Taking into account that the majority of studies are focused on the negative impacts of urbanisation this session looked at how women are converting urban challenges into opportunities for empowerment.  
Carmen Griffiths of the Huairou Commission spoke of the need for women to engage directly with local policy makers so that they fully appreciate their issues and incorporate them into policy. Various experts noted that urbanization can be both an impediment and a catalyst for impediment for women’s development, but this depends on how women react to urbanization and the support they receive.

Ms. Lene Conradi, the mayor of Asker Municipality Norway illustrated how women mobilized themselves to create a majority for themselves in government while Rose Kwale  of Slum Dwellers International (SDI)  gave numerous examples of what women in the slums have achieved through mobilization in terms of savings and engaging with local governments. She was of the view that urbanisation is a catalyst for the empowerment of women.

Mr Rafael Obonyo of the UN-Habitat Youth Advisory Board noted the vital importance of education in empowering women and allowing them to engage in the urban space to their benefit and the benefit for all as women’s issues are men’s issues.

To move this agenda forward greater recognition of the role of women in the urban space is needed by governments and in policy and programmatic work. The joint Huairou Commission/ UN-Habitat Report on Women Cities and Economic Empowerment from the Expert Group meeting held in June 2012 at Harvard University  was expounded upon by Regina Pritchett and presents an interesting opportunity to compare the results of the literature survey conducted and a similar study based on the views of practitioners.  

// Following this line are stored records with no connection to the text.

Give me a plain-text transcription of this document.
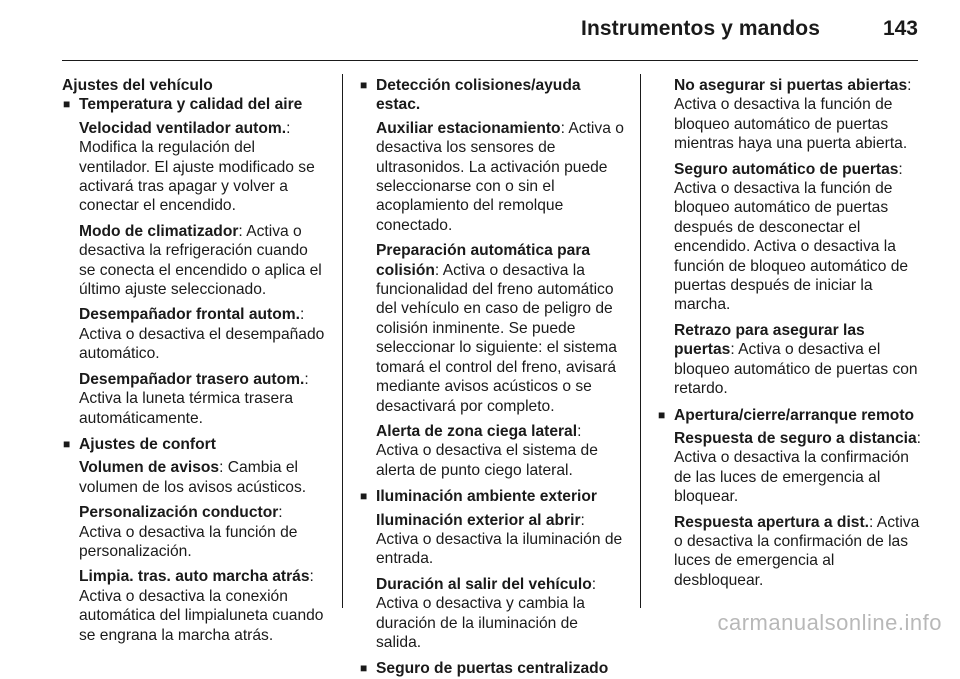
Instrumentos y mandos	143

Ajustes del vehículo

■ Temperatura y calidad del aire

Velocidad ventilador autom.: Modifica la regulación del ventilador. El ajuste modificado se activará tras apagar y volver a conectar el encendido.

Modo de climatizador: Activa o desactiva la refrigeración cuando se conecta el encendido o aplica el último ajuste seleccionado.

Desempañador frontal autom.: Activa o desactiva el desempañado automático.

Desempañador trasero autom.: Activa la luneta térmica trasera automáticamente.

■ Ajustes de confort

Volumen de avisos: Cambia el volumen de los avisos acústicos.

Personalización conductor: Activa o desactiva la función de personalización.

Limpia. tras. auto marcha atrás: Activa o desactiva la conexión automática del limpialuneta cuando se engrana la marcha atrás.

■ Detección colisiones/ayuda estac.

Auxiliar estacionamiento: Activa o desactiva los sensores de ultrasonidos. La activación puede seleccionarse con o sin el acoplamiento del remolque conectado.

Preparación automática para colisión: Activa o desactiva la funcionalidad del freno automático del vehículo en caso de peligro de colisión inminente. Se puede seleccionar lo siguiente: el sistema tomará el control del freno, avisará mediante avisos acústicos o se desactivará por completo.

Alerta de zona ciega lateral: Activa o desactiva el sistema de alerta de punto ciego lateral.

■ Iluminación ambiente exterior

Iluminación exterior al abrir: Activa o desactiva la iluminación de entrada.

Duración al salir del vehículo: Activa o desactiva y cambia la duración de la iluminación de salida.

■ Seguro de puertas centralizado

No asegurar si puertas abiertas: Activa o desactiva la función de bloqueo automático de puertas mientras haya una puerta abierta.

Seguro automático de puertas: Activa o desactiva la función de bloqueo automático de puertas después de desconectar el encendido. Activa o desactiva la función de bloqueo automático de puertas después de iniciar la marcha.

Retrazo para asegurar las puertas: Activa o desactiva el bloqueo automático de puertas con retardo.

■ Apertura/cierre/arranque remoto

Respuesta de seguro a distancia: Activa o desactiva la confirmación de las luces de emergencia al bloquear.

Respuesta apertura a dist.: Activa o desactiva la confirmación de las luces de emergencia al desbloquear.

carmanualsonline.info
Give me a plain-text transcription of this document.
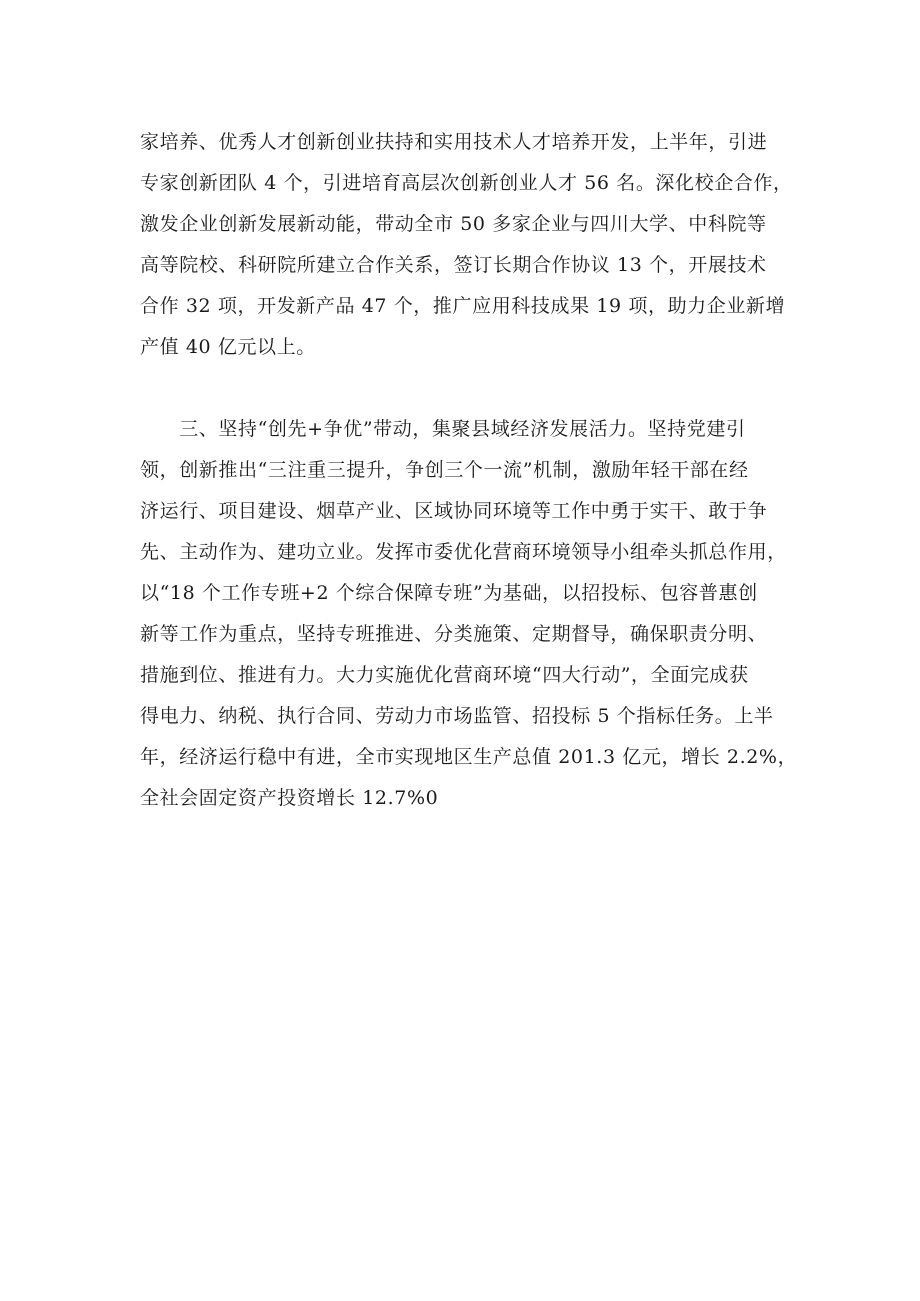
家培养、优秀人才创新创业扶持和实用技术人才培养开发，上半年，引进
专家创新团队 4 个，引进培育高层次创新创业人才 56 名。深化校企合作，
激发企业创新发展新动能，带动全市 50 多家企业与四川大学、中科院等
高等院校、科研院所建立合作关系，签订长期合作协议 13 个，开展技术
合作 32 项，开发新产品 47 个，推广应用科技成果 19 项，助力企业新增
产值 40 亿元以上。
　　三、坚持“创先+争优”带动，集聚县域经济发展活力。坚持党建引
领，创新推出“三注重三提升，争创三个一流”机制，激励年轻干部在经
济运行、项目建设、烟草产业、区域协同环境等工作中勇于实干、敢于争
先、主动作为、建功立业。发挥市委优化营商环境领导小组牵头抓总作用，
以“18 个工作专班+2 个综合保障专班”为基础，以招投标、包容普惠创
新等工作为重点，坚持专班推进、分类施策、定期督导，确保职责分明、
措施到位、推进有力。大力实施优化营商环境“四大行动”，全面完成获
得电力、纳税、执行合同、劳动力市场监管、招投标 5 个指标任务。上半
年，经济运行稳中有进，全市实现地区生产总值 201.3 亿元，增长 2.2%，
全社会固定资产投资增长 12.7%0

Key recommendations that arose from this meeting include the need for adequate documentation of women led initiatives. The post MDG agenda should have a focus on women to facilitate urban sustainability. Other areas that require further research are the gendered effects of migration, the impact of restrictions on women’s access to public space, property in urban areas and finally the potential use of technology and social media as a tool for mobilization around women’s issues.

The discussant Thomas Lid Ball, Deputy Permanent Representative of Norway to UN HABITAT commented that the report was timely and provided an optimistic view of urbanization and women’s empowerment that needed further documentation and support for doing so.